Tom Izzo kicked Korie Lucious off the team on January 25 and Michigan State’s results have looked like this since:
L Michigan 61-57 (Home)
W Indiana 84-83 (Home, OT)
L Iowa 72-52 (Road)
The temptation is to say Michigan State is a different team without Lucious playing alongside Kalin Lucas. No doubt the three poor performances against teams in the bottom half of the Big Ten, two of them at home, do not speak well for the post-Lucious era, but the absence of Lucious probably has little to do with this.
It’s difficult to determine how much Lucious is worth, but to get an idea I though it would be a good idea to look at the Vegas lines for the past three games.
Vegas: Michigan -10 Indiana -10 Iowa -5
If you do the math, Michigan State has underperformed the Vegas prediction by an average of 16 points per game. Of course, it’s preposterous to suggest Lucious is worth 16 points per game. (Technically, you could conclude he’s worth even more since the lines are already trying to take into account his absence.) I’ll venture it’s pretty unlikely that he’s worth even three.
To get an idea of the worth of Lucious, let’s first examine an extreme case. I’m not sure which college player is the most valuable to his team, but among name teams Jimmer Fredette is a reasonable choice. Not only is Fredette an uber-efficient high-volume shooter, but unlike last season, BYU doesn’t have a viable back-up at the point. If BYU lost Fredette, where would they be ranked?
It’s a completely subjective question. Personally, I think they would be no worse than somewhere in the 40’s. The difference between the 10th best team and the 45th best team is about eight points. To be worth ten points, BYU would have to be about 70th. That seems low to me, but we’re just guessing here. At any rate, the most valuable player in America is worth at most ten points.
With each passing dud, it gets more difficult to believe that the absence of Lucious is not having some impact. But I’d like to get back to those Vegas spreads. Here’s what my system has forecast for those three games, keeping in mind that unlike Vegas, my system isn’t nearly as quick to react to roster changes.
Pomeroy: Michigan -9 Indiana -8 Iowa -3
In every case the Vegas spread has been more optimistic about the Spartans than my Lucious-influenced predictions. This mirrors the tendency of the last three games that Lucious played – the Vegas prediction was about a point more optimistic than mine. I only invoke Vegas because it’s the most accurate predictive system available. (The average error of the Vegas spread is about nine points, better than any computer rating.) And it hasn’t flinched in the absence of Lucious, even after two ugly performances.

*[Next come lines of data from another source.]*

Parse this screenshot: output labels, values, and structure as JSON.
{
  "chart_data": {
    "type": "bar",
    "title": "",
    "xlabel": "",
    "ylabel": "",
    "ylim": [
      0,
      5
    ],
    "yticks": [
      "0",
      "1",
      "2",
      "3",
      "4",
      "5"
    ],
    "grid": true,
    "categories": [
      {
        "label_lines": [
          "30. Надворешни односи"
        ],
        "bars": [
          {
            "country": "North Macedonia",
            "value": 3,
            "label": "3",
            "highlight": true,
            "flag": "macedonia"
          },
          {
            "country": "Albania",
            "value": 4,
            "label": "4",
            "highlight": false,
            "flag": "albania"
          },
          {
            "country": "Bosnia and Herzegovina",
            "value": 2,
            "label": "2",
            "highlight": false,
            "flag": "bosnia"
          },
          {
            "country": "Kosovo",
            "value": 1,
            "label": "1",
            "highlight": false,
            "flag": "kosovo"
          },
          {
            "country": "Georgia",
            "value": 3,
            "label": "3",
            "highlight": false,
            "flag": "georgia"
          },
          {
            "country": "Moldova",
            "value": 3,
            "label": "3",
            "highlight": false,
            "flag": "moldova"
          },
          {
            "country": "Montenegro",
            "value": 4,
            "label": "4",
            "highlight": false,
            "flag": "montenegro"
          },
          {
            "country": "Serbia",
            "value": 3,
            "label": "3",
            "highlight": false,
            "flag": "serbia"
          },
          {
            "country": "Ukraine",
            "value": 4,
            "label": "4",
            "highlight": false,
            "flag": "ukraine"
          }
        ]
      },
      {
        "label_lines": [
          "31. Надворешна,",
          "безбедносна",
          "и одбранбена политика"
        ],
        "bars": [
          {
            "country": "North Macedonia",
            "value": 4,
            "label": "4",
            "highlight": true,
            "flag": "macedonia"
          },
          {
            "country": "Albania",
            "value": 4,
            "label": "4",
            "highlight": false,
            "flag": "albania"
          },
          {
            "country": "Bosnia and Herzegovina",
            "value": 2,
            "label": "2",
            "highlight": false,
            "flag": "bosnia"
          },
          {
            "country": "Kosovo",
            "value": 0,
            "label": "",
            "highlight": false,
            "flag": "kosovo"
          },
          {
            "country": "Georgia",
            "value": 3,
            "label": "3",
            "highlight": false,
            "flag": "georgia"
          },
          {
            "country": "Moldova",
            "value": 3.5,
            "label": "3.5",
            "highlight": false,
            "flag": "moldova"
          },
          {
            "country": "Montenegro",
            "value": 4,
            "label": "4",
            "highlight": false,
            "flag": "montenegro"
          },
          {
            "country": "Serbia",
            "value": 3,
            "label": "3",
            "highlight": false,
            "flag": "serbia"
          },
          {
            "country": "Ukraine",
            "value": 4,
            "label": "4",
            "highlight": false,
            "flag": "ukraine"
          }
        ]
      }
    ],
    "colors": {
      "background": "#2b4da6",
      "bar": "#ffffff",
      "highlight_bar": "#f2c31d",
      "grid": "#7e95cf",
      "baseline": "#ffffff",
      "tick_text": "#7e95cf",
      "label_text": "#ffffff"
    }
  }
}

That leads me to believe that the poor play has nothing to do with Lucious, and unless Tom Izzo has lost his team, the Spartans will surely play better – and probably much better relative to their last three efforts – the rest of the way. Their problems going forward will have little to do with Keith Appling being forced into the starting lineup or Mike Kebler getting more minutes and more to do with a rather difficult closing stretch of games. When it comes to getting an at-large bid, folks shouldn’t apply any more weight to the Spartans’ February and March level of play than they do for any other team, because talent-wise, they’re not much different.